Veel dingen die Napoleon tot stand bracht of liet brengen, zijn blijvend van aard gebleken: veel van
zijn instellingen, wetten, hervormingen, gebouwen (inclusief een architectonische en decoratieve
stijl, welke eigenlijk al begon tijdens de laatste jaren van Lodewijk XVI en zich tijdens het
Directoire verder ontwikkelde, maar toch...), en sommige van zijn gezegden, bondige uitspraken
van een buitengewone geest. Hitler, die soms blijk gaf van gevoel
voor het komische maar niet ad rem was en nauwelijks gevoel voor humor had, liet (afgezien van
een paar scherpzinnige waarnemingen) weinig gezegden na die het waard zijn herinnerd te worden.
Wat ons rest en wat we niet mogen vergeten, zijn zijn Autobahnen en een reeks voornamelijk
verwoeste neoclassicistische gebouwen, waarvan de ontwerpen veelal worden
toegeschreven aan zijn architecten – wier ontwerpen hij misschien heeft goedgekeurd maar wier
stijl niet geheel overeenkwam met de zijne.
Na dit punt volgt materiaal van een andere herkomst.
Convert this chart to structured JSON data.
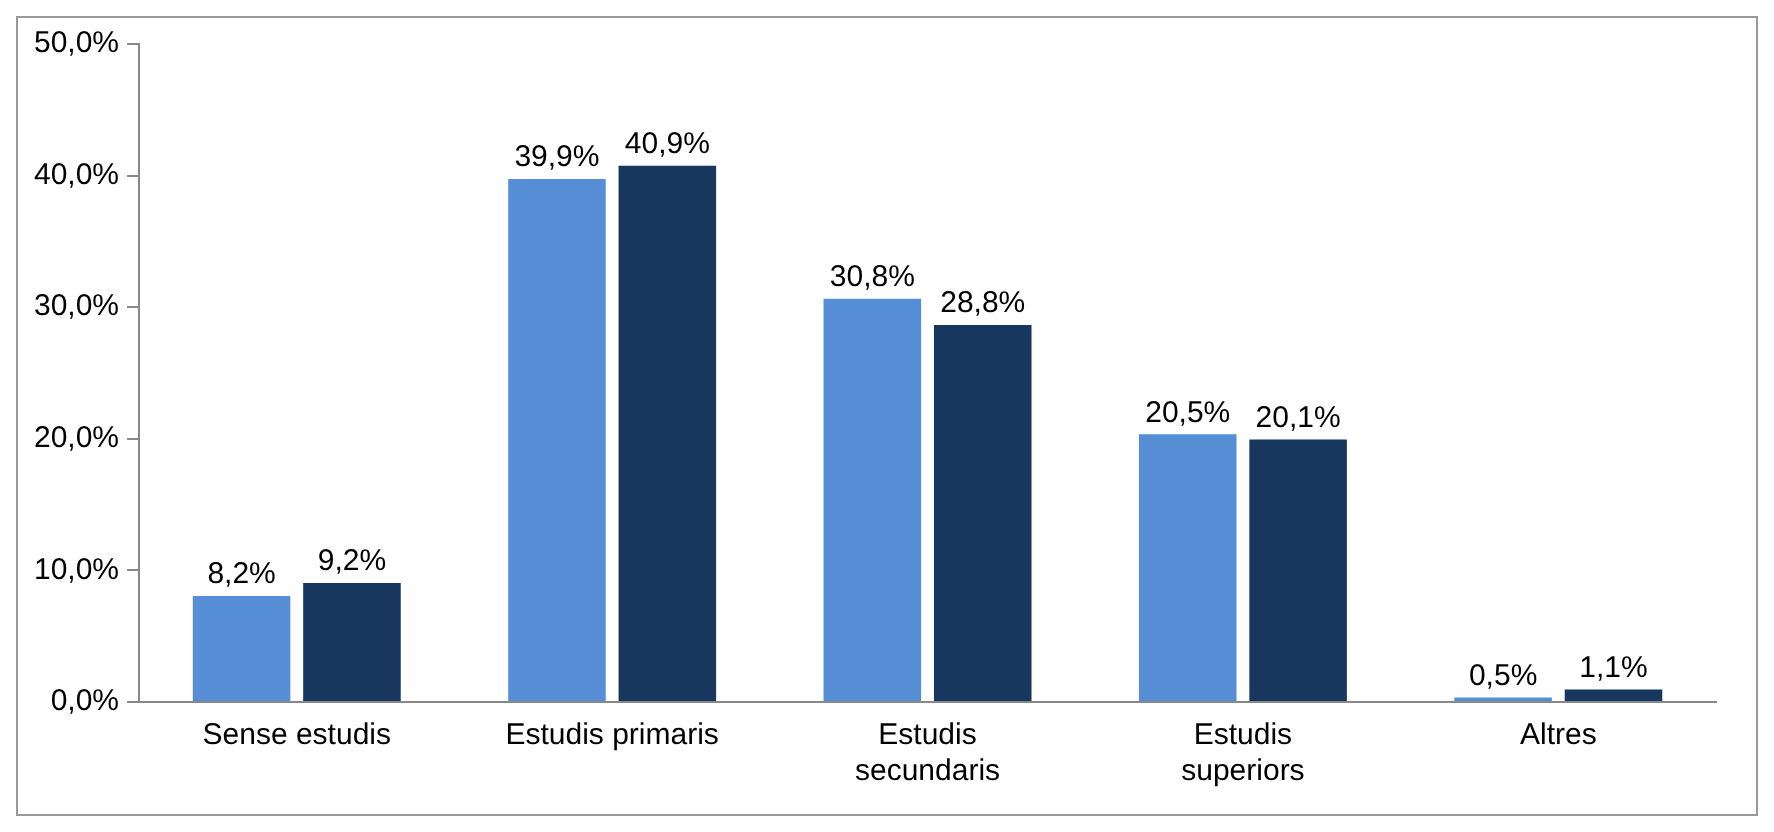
{
  "chart_data": {
    "type": "bar",
    "categories": [
      "Sense estudis",
      "Estudis primaris",
      "Estudis secundaris",
      "Estudis superiors",
      "Altres"
    ],
    "series": [
      {
        "color": "#558ed5",
        "values": [
          8.2,
          39.9,
          30.8,
          20.5,
          0.5
        ],
        "value_labels": [
          "8,2%",
          "39,9%",
          "30,8%",
          "20,5%",
          "0,5%"
        ]
      },
      {
        "color": "#17375e",
        "values": [
          9.2,
          40.9,
          28.8,
          20.1,
          1.1
        ],
        "value_labels": [
          "9,2%",
          "40,9%",
          "28,8%",
          "20,1%",
          "1,1%"
        ]
      }
    ],
    "ylim": [
      0,
      50
    ],
    "yticks": [
      {
        "value": 0,
        "label": "0,0%"
      },
      {
        "value": 10,
        "label": "10,0%"
      },
      {
        "value": 20,
        "label": "20,0%"
      },
      {
        "value": 30,
        "label": "30,0%"
      },
      {
        "value": 40,
        "label": "40,0%"
      },
      {
        "value": 50,
        "label": "50,0%"
      }
    ],
    "grid": false,
    "legend": false
  }
}
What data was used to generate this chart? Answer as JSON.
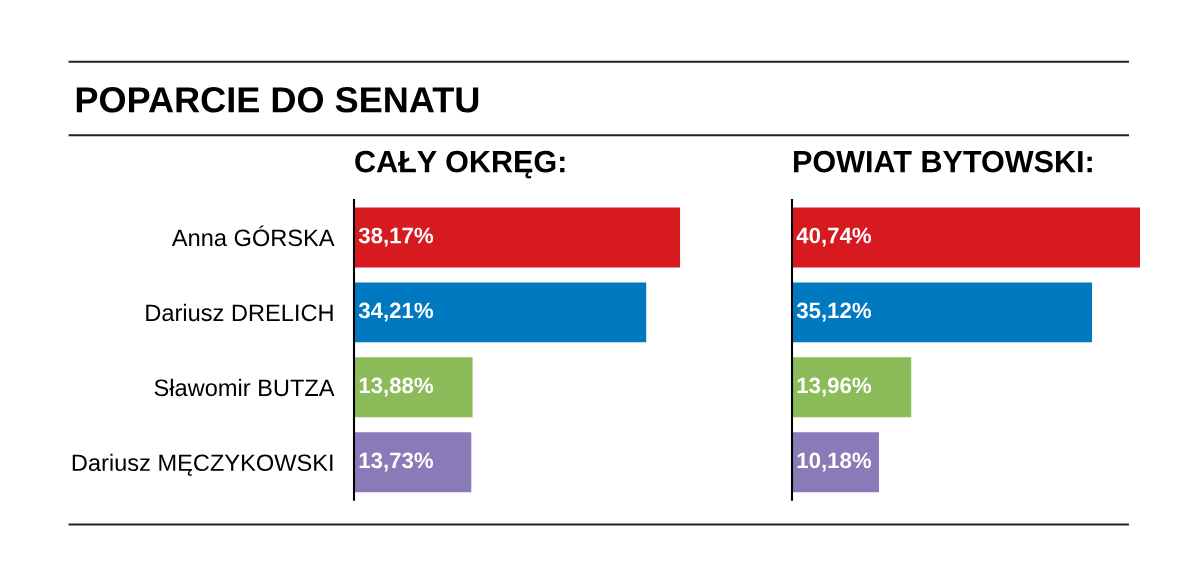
{
  "chart_data": [
    {
      "type": "bar",
      "orientation": "horizontal",
      "title": "POPARCIE DO SENATU",
      "subtitle": "CAŁY OKRĘG:",
      "categories": [
        "Anna GÓRSKA",
        "Dariusz DRELICH",
        "Sławomir BUTZA",
        "Dariusz MĘCZYKOWSKI"
      ],
      "values": [
        38.17,
        34.21,
        13.88,
        13.73
      ],
      "colors": [
        "#d71920",
        "#0079c1",
        "#8cbb5a",
        "#8a7bb8"
      ],
      "value_labels": [
        "38,17%",
        "34,21%",
        "13,88%",
        "13,73%"
      ],
      "tick_labels": "y",
      "grid": false,
      "legend": false
    },
    {
      "type": "bar",
      "orientation": "horizontal",
      "title": "POWIAT BYTOWSKI:",
      "categories": [
        null,
        null,
        null,
        null
      ],
      "values": [
        40.74,
        35.12,
        13.96,
        10.18
      ],
      "colors": [
        "#d71920",
        "#0079c1",
        "#8cbb5a",
        "#8a7bb8"
      ],
      "value_labels": [
        "40,74%",
        "35,12%",
        "13,96%",
        "10,18%"
      ],
      "tick_labels": false,
      "grid": false,
      "legend": false
    }
  ]
}
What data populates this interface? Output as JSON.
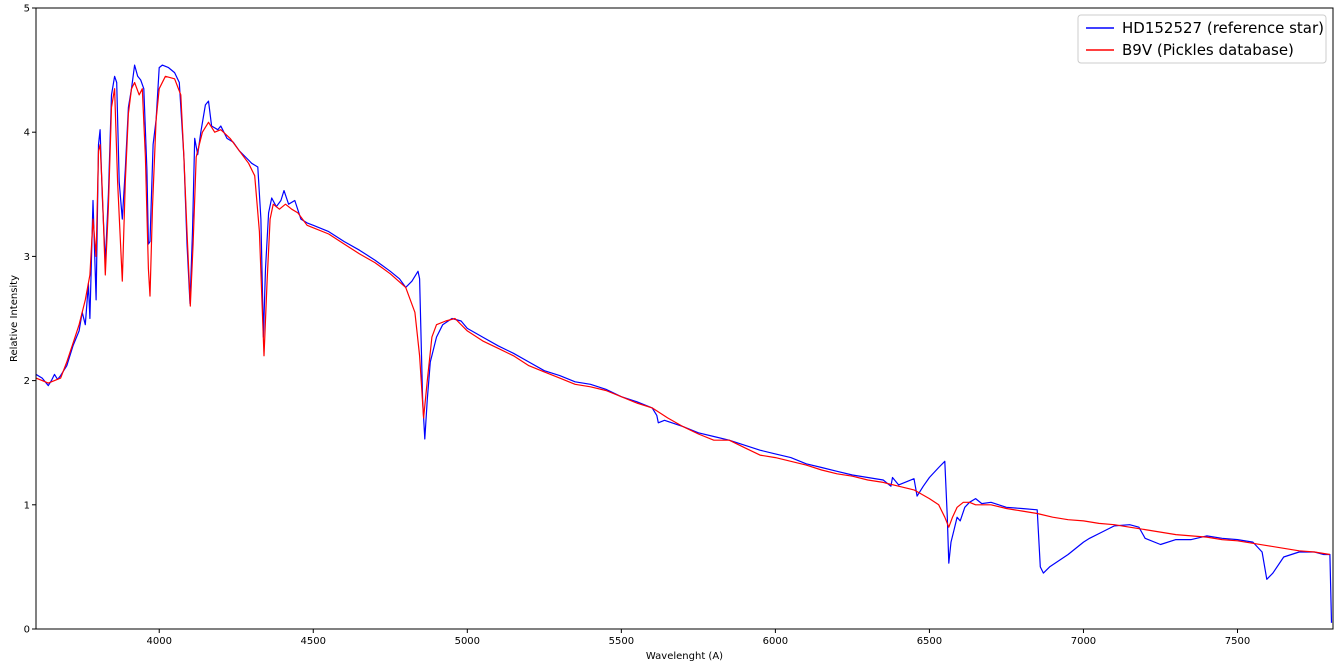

247 Deterministisch idealisme versus materialisme.
Het jaar 1945 markeerde ook het einde van het politieke, culturele en intellectuele overwicht van
Europa in de wereld, het einde van het Europese tijdperk, en het einde van het Europese
statensysteem. Maar er was ook nog iets anders: het einde van het overwicht van de Duitse
intellectuele invloed in de wereld. Daarbij ging het niet slechts om de methodieken
en normen van het Duitse onderwijs en de Duitse wetenschap die in de zeventig jaar na 1870 niet
alleen op vele plaatsen in Europa en in de hele wereld invloed hadden gehad en waren
overgenomen, ook in naties die in de twee wereldoorlogen tegenstanders van Duitsland waren. Er
was nog iets anders, iets dat ontstaan was na de Franse Revolutie: een romantisch
(en dikwijls sentimenteel en categorisch) idealisme als reactie op het materialisme (en dikwijls het
rationalisme) van de Verlichting. Deze zeer belangrijke en in potentie vruchtbare intellectuele
prestatie – een belangrijk hoofdstuk in de Europese geestesgeschiedenis – werd meestal door
Duitsers vertegenwoordigd en voorbeeldig verwoord; en werd vervolgens door
sommige van hen tot in het extreme doorgevoerd, tot een deterministisch ideaal dat onmenselijker
bleek te zijn dan het deterministische materialisme dat eraan vooraf was gegaan en in jammerlijke
toestand nog voortleefde – voor een tijdje tenminste. En een incarnatie van een onwankelbaar
geloof in een deterministisch idealisme was Adolf Hitler.